Question

Which is greater – the sum of the first 50 whole numbers or the product of the first 100 whole numbers ?

Answer 1

Hint:- As we know that whole numbers begin with zero and go till infinity. And in general if all the numbers are positive then the product of those numbers will be greater than their sum but here the numbers start from zero(included).

Complete step-by-step answer:
Now as we know that whole numbers are those numbers which are perfect positive integers or we can say that all natural numbers are whole numbers and zero is also a whole number but not a natural number.
So, now let us first find the sum of the first 50 whole numbers.
As we know that the first 50 natural numbers are 0, 1, 2, 3, 4, 5, …….. , 49.
It is obvious that addition of zero to any number does not change the result .
So, we had to find the sum of whole numbers from 1 to 49 (i.e. 1, 2, 3, 4, …… , 49)
As we can see that all the numbers from 1 to 49 are positive.
Hence, the resultant sum must be a positive integer.
But now let us find the product of the first 100 whole numbers.
So, the first 100 whole numbers will be 0, 1, 2, 3, 4, 5, …….. , 98, 99.
Now as we know that if we multiply zero with any number then the resultant product will always be zero.
Like 0*x = 0, where x can be any finite number.
So, in the product of the first 100 whole numbers zero is also present.
So, the resultant product must also be zero.
Now as we know that the sum of the first 50 whole numbers is a positive integer and the product of the first 100 whole numbers is zero.
And as we know that all positive integers are greater than zero.
Hence, the sum of the first 50 whole numbers is greater than the product of the first 100 whole numbers.
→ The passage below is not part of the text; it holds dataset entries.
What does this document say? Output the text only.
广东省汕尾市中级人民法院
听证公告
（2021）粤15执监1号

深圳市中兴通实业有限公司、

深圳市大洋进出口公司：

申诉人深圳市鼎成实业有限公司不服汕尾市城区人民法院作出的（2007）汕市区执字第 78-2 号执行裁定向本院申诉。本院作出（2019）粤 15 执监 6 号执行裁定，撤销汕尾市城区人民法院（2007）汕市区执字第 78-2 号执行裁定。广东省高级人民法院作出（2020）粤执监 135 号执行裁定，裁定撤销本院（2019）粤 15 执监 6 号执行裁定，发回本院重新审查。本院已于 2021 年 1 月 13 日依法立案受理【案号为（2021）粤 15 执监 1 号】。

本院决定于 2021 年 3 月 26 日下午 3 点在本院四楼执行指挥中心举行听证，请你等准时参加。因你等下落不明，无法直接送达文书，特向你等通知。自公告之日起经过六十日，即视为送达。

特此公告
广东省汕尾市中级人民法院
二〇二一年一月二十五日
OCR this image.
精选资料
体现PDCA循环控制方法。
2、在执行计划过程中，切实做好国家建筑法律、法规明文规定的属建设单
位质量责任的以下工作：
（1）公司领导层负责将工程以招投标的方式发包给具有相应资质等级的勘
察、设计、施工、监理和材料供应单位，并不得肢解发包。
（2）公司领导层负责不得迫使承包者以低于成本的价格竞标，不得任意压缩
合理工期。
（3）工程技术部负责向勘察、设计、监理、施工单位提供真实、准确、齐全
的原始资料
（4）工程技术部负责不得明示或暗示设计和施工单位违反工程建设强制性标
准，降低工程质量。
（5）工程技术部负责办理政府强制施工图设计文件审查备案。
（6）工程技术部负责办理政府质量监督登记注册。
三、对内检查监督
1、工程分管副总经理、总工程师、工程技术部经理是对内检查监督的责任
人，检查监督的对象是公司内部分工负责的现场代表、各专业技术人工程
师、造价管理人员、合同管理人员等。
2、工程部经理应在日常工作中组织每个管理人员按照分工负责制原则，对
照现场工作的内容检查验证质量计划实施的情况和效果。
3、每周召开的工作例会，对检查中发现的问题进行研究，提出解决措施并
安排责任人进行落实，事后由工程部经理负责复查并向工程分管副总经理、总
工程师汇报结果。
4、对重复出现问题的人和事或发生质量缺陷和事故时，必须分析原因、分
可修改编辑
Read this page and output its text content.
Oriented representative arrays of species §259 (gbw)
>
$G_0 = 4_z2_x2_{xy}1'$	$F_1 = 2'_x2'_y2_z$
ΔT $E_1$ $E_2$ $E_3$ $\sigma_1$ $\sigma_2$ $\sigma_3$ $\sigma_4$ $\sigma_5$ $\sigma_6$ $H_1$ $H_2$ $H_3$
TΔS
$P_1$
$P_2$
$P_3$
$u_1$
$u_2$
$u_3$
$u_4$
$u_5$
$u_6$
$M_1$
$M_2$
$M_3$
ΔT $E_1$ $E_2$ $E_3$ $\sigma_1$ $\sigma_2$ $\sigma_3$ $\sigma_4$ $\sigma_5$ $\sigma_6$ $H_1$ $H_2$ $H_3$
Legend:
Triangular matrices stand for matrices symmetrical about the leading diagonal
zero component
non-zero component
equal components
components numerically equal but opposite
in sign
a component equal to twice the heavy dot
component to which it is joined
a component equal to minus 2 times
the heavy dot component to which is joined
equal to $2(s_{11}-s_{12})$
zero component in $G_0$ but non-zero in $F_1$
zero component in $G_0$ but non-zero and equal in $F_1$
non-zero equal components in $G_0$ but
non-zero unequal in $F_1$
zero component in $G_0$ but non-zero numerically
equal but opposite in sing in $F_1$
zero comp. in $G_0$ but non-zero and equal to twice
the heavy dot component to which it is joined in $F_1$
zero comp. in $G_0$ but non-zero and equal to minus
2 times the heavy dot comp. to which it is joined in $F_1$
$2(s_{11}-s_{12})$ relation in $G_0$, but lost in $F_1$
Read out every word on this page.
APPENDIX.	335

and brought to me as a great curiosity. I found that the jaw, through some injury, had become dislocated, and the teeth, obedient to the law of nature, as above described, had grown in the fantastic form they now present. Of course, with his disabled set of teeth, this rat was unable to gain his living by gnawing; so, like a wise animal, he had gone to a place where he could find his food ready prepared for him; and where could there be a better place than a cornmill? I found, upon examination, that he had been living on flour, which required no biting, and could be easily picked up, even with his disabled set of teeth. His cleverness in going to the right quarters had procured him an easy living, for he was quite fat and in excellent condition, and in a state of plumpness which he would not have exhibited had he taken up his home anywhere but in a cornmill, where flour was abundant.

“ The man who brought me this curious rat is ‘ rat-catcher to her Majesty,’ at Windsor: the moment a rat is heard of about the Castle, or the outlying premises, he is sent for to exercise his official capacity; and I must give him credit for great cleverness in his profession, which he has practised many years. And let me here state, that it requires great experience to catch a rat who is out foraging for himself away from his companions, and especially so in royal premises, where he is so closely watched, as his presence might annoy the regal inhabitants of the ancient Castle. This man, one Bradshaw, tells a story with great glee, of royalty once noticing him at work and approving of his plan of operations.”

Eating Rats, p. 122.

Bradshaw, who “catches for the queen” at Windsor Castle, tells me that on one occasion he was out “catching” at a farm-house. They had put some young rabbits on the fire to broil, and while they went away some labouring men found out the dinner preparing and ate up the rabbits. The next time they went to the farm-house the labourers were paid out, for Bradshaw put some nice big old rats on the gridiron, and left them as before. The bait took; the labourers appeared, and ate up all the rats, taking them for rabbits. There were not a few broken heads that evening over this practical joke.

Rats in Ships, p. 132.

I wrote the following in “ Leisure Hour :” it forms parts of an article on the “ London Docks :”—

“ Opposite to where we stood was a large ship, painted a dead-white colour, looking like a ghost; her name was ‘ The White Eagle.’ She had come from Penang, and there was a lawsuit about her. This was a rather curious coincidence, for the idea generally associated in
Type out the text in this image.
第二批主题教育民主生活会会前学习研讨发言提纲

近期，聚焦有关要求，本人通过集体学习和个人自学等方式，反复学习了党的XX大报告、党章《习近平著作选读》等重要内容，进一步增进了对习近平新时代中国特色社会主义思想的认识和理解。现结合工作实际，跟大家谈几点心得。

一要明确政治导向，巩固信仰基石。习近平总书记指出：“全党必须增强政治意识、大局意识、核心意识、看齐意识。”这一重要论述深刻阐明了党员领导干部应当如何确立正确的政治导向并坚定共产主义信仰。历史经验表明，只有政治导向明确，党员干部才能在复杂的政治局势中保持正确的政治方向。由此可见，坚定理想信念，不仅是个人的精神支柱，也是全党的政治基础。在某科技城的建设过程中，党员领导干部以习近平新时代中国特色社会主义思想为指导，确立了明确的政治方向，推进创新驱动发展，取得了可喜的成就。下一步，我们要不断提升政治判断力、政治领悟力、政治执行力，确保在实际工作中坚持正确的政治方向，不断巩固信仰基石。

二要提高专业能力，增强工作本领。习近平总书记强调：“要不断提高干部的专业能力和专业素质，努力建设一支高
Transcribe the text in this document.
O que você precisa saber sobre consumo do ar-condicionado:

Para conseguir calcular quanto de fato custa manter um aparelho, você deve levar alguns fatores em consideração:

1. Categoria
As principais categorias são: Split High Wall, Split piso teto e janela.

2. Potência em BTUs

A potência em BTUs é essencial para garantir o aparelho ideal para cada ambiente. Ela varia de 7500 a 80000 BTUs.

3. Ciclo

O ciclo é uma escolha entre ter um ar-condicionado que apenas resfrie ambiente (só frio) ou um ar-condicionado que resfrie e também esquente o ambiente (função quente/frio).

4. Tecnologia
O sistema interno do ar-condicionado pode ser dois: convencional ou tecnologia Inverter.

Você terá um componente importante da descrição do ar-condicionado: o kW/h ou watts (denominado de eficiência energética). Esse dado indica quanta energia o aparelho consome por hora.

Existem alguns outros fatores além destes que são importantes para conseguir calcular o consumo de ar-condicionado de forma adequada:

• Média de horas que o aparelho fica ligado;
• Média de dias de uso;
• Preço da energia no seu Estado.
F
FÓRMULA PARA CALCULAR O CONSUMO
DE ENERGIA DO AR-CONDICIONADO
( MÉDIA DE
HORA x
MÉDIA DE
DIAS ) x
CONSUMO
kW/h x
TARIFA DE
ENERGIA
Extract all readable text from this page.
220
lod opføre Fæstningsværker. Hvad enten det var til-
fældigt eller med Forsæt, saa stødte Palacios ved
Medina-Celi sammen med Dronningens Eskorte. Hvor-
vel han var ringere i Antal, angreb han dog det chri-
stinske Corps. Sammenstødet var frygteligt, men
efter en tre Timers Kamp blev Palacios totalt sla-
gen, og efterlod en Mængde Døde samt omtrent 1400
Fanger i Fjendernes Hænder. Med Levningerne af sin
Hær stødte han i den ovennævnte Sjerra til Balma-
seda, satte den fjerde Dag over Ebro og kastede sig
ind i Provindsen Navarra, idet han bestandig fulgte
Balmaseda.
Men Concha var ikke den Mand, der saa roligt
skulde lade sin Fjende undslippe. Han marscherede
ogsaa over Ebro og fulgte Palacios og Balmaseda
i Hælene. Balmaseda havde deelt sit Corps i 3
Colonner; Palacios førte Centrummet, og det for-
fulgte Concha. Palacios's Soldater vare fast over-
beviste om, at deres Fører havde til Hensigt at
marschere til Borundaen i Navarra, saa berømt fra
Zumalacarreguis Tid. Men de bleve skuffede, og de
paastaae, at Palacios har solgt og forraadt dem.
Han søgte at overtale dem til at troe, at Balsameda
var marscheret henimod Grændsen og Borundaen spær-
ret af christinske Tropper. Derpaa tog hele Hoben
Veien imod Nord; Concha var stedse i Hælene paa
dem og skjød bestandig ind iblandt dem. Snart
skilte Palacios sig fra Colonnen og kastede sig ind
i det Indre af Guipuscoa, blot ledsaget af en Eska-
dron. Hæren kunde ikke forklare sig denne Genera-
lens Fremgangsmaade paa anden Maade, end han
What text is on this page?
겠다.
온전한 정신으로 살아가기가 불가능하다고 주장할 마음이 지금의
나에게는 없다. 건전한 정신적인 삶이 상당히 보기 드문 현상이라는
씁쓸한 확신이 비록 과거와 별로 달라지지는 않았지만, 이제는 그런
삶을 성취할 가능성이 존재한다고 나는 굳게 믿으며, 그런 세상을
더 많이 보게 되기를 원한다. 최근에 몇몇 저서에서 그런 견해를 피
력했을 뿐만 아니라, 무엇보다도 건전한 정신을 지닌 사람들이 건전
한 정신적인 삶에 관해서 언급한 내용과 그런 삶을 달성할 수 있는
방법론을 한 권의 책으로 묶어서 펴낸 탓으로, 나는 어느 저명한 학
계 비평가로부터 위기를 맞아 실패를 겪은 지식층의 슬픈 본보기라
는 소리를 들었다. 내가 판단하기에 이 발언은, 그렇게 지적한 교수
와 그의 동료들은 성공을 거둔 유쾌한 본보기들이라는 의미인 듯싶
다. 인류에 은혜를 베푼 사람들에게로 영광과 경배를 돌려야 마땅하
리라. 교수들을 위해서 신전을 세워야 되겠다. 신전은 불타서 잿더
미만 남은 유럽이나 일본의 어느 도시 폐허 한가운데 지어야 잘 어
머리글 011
Note:- Whenever we come up with this type of question then we can also find the sum of consecutive numbers using formula because as we know that zero does not affect the resultant sum. So, the sum of the first 50 whole numbers (0 to 49) will be the same as the sum of the first 49 natural numbers (1 to 49). And the formula for the sum of first n natural numbers is \[\dfrac{{n\left( {n + 1} \right)}}{2}\].
So, sum will be \[\dfrac{{49\left( {49 + 1} \right)}}{2} = 1225\]. But here we can directly say that the sum of the first 50 whole numbers will be greater because 0 multiplied with any number gives the result as zero.